All three providers support streaming: Anthropic (message stream events), OpenAI (delta chunks), and Gemini (content stream).
Logging
Tutti uses structured logging via pino. All runtime events, provider calls, and errors are logged with structured context.
import { createLogger, logger } from "@tuttiai/core";
// Default logger
logger.info({ agent: "assistant" }, "Agent started");
// Custom named logger
const myLogger = createLogger("my-app");
Control the log level with the TUTTI_LOG_LEVEL environment variable:
TUTTI_LOG_LEVEL=debug npx tsx app.ts # debug, info, warn, error
In development, logs are colorized via pino-pretty. In production (NODE_ENV=production), logs output as raw JSON for log aggregation.
Telemetry
Tracing is always on — the runtime emits spans for every agent run, LLM call, and tool invocation through a built-in in-process tracer (TuttiTracer from @tuttiai/telemetry). No config needed for local inspection:
tutti-ai serve # in one shell
tutti-ai traces list # in another — see the last 20 runs
tutti-ai traces show <id> # render every span in a trace as an indented tree
tutti-ai traces tail # live-tail spans as they are emitted
To export spans to an external backend (Grafana Tempo, Honeycomb, Jaeger, etc.), add an OTLP endpoint to your score:
export default defineScore({
provider: new AnthropicProvider(),
telemetry: {
enabled: true,
endpoint: "http://localhost:4318", // OTLP HTTP endpoint
headers: { Authorization: "Bearer ..." }, // optional
},
agents: { /* ... */ },
});
Span tree:
agent.run (agent.name=assistant, session.id=abc-123)

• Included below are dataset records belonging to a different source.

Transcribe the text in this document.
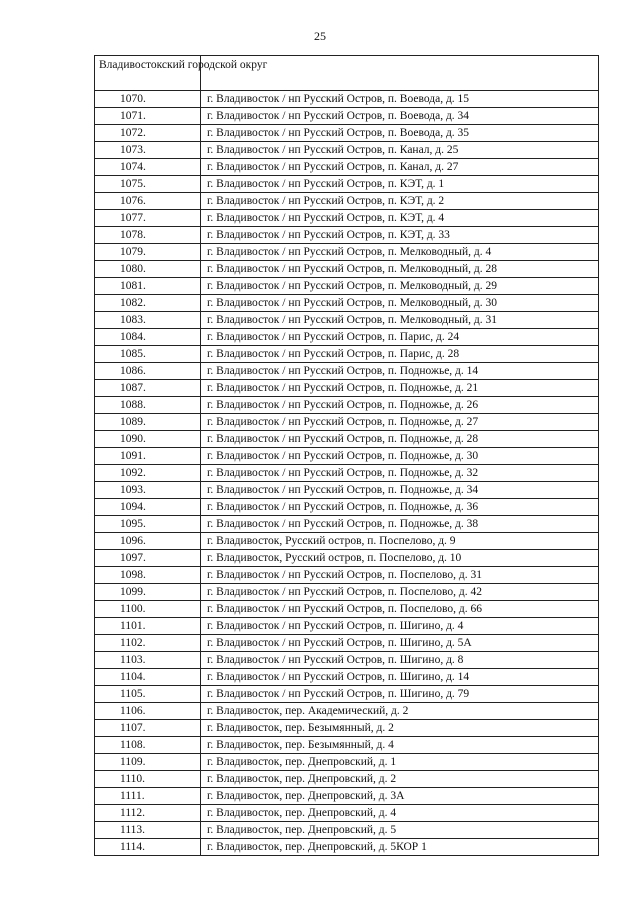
25
Владивостокский городской округ	
1070.	г. Владивосток / нп Русский Остров, п. Воевода, д. 15
1071.	г. Владивосток / нп Русский Остров, п. Воевода, д. 34
1072.	г. Владивосток / нп Русский Остров, п. Воевода, д. 35
1073.	г. Владивосток / нп Русский Остров, п. Канал, д. 25
1074.	г. Владивосток / нп Русский Остров, п. Канал, д. 27
1075.	г. Владивосток / нп Русский Остров, п. КЭТ, д. 1
1076.	г. Владивосток / нп Русский Остров, п. КЭТ, д. 2
1077.	г. Владивосток / нп Русский Остров, п. КЭТ, д. 4
1078.	г. Владивосток / нп Русский Остров, п. КЭТ, д. 33
1079.	г. Владивосток / нп Русский Остров, п. Мелководный, д. 4
1080.	г. Владивосток / нп Русский Остров, п. Мелководный, д. 28
1081.	г. Владивосток / нп Русский Остров, п. Мелководный, д. 29
1082.	г. Владивосток / нп Русский Остров, п. Мелководный, д. 30
1083.	г. Владивосток / нп Русский Остров, п. Мелководный, д. 31
1084.	г. Владивосток / нп Русский Остров, п. Парис, д. 24
1085.	г. Владивосток / нп Русский Остров, п. Парис, д. 28
1086.	г. Владивосток / нп Русский Остров, п. Подножье, д. 14
1087.	г. Владивосток / нп Русский Остров, п. Подножье, д. 21
1088.	г. Владивосток / нп Русский Остров, п. Подножье, д. 26
1089.	г. Владивосток / нп Русский Остров, п. Подножье, д. 27
1090.	г. Владивосток / нп Русский Остров, п. Подножье, д. 28
1091.	г. Владивосток / нп Русский Остров, п. Подножье, д. 30
1092.	г. Владивосток / нп Русский Остров, п. Подножье, д. 32
1093.	г. Владивосток / нп Русский Остров, п. Подножье, д. 34
1094.	г. Владивосток / нп Русский Остров, п. Подножье, д. 36
1095.	г. Владивосток / нп Русский Остров, п. Подножье, д. 38
1096.	г. Владивосток, Русский остров, п. Поспелово, д. 9
1097.	г. Владивосток, Русский остров, п. Поспелово, д. 10
1098.	г. Владивосток / нп Русский Остров, п. Поспелово, д. 31
1099.	г. Владивосток / нп Русский Остров, п. Поспелово, д. 42
1100.	г. Владивосток / нп Русский Остров, п. Поспелово, д. 66
1101.	г. Владивосток / нп Русский Остров, п. Шигино, д. 4
1102.	г. Владивосток / нп Русский Остров, п. Шигино, д. 5А
1103.	г. Владивосток / нп Русский Остров, п. Шигино, д. 8
1104.	г. Владивосток / нп Русский Остров, п. Шигино, д. 14
1105.	г. Владивосток / нп Русский Остров, п. Шигино, д. 79
1106.	г. Владивосток, пер. Академический, д. 2
1107.	г. Владивосток, пер. Безымянный, д. 2
1108.	г. Владивосток, пер. Безымянный, д. 4
1109.	г. Владивосток, пер. Днепровский, д. 1
1110.	г. Владивосток, пер. Днепровский, д. 2
1111.	г. Владивосток, пер. Днепровский, д. 3А
1112.	г. Владивосток, пер. Днепровский, д. 4
1113.	г. Владивосток, пер. Днепровский, д. 5
1114.	г. Владивосток, пер. Днепровский, д. 5КОР 1
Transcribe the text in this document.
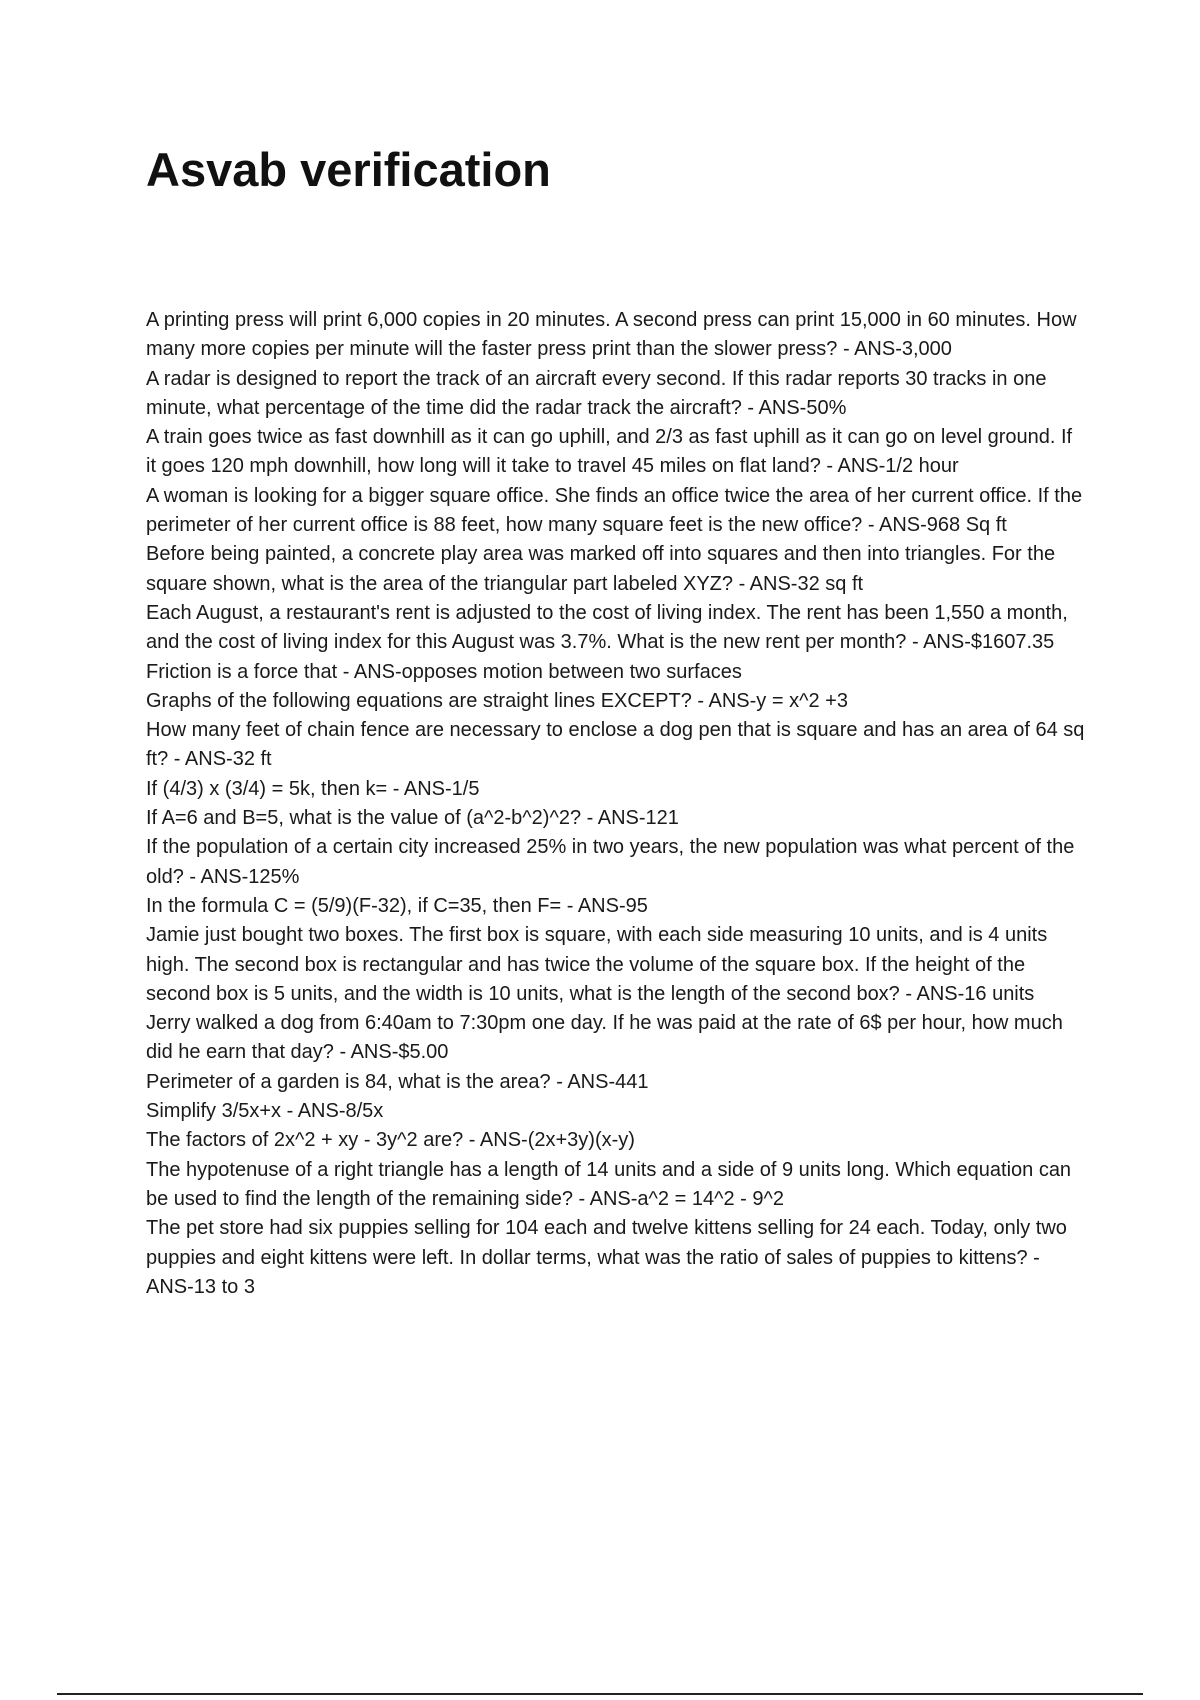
Asvab verification
A printing press will print 6,000 copies in 20 minutes. A second press can print 15,000 in 60 minutes. How many more copies per minute will the faster press print than the slower press? - ANS-3,000
A radar is designed to report the track of an aircraft every second. If this radar reports 30 tracks in one minute, what percentage of the time did the radar track the aircraft? - ANS-50%
A train goes twice as fast downhill as it can go uphill, and 2/3 as fast uphill as it can go on level ground. If it goes 120 mph downhill, how long will it take to travel 45 miles on flat land? - ANS-1/2 hour
A woman is looking for a bigger square office. She finds an office twice the area of her current office. If the perimeter of her current office is 88 feet, how many square feet is the new office? - ANS-968 Sq ft
Before being painted, a concrete play area was marked off into squares and then into triangles. For the square shown, what is the area of the triangular part labeled XYZ? - ANS-32 sq ft
Each August, a restaurant's rent is adjusted to the cost of living index. The rent has been 1,550 a month, and the cost of living index for this August was 3.7%. What is the new rent per month? - ANS-$1607.35
Friction is a force that - ANS-opposes motion between two surfaces
Graphs of the following equations are straight lines EXCEPT? - ANS-y = x^2 +3
How many feet of chain fence are necessary to enclose a dog pen that is square and has an area of 64 sq ft? - ANS-32 ft
If (4/3) x (3/4) = 5k, then k= - ANS-1/5
If A=6 and B=5, what is the value of (a^2-b^2)^2? - ANS-121
If the population of a certain city increased 25% in two years, the new population was what percent of the old? - ANS-125%
In the formula C = (5/9)(F-32), if C=35, then F= - ANS-95
Jamie just bought two boxes. The first box is square, with each side measuring 10 units, and is 4 units high. The second box is rectangular and has twice the volume of the square box. If the height of the second box is 5 units, and the width is 10 units, what is the length of the second box? - ANS-16 units
Jerry walked a dog from 6:40am to 7:30pm one day. If he was paid at the rate of 6$ per hour, how much did he earn that day? - ANS-$5.00
Perimeter of a garden is 84, what is the area? - ANS-441
Simplify 3/5x+x - ANS-8/5x
The factors of 2x^2 + xy - 3y^2 are? - ANS-(2x+3y)(x-y)
The hypotenuse of a right triangle has a length of 14 units and a side of 9 units long. Which equation can be used to find the length of the remaining side? - ANS-a^2 = 14^2 - 9^2
The pet store had six puppies selling for 104 each and twelve kittens selling for 24 each. Today, only two puppies and eight kittens were left. In dollar terms, what was the ratio of sales of puppies to kittens? - ANS-13 to 3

├── llm.call (llm.model=claude-sonnet-4-20250514)
├── tool.call (tool.name=read_file)
├── llm.call (llm.model=claude-sonnet-4-20250514)
└── ...
Cost estimates are attached to every llm.call span via the built-in MODEL_PRICES table — register custom models with registerModelPrice() from @tuttiai/telemetry.
MCP Bridge
The @tuttiai/mcp voice wraps any MCP server as a Tutti voice. Tools are discovered dynamically at runtime:
import { McpVoice } from "@tuttiai/mcp";
const mcp = new McpVoice({ server: "npx @playwright/mcp" });
// The agent gets ALL tools from the MCP server
{
browser: {
name: "Browser",
system_prompt: "You control a browser.",
voices: [mcp],
permissions: ["network"],
},
}
The voice starts the MCP server as a child process, connects via stdio transport, calls listTools() to discover available tools, and proxies execute() calls through callTool().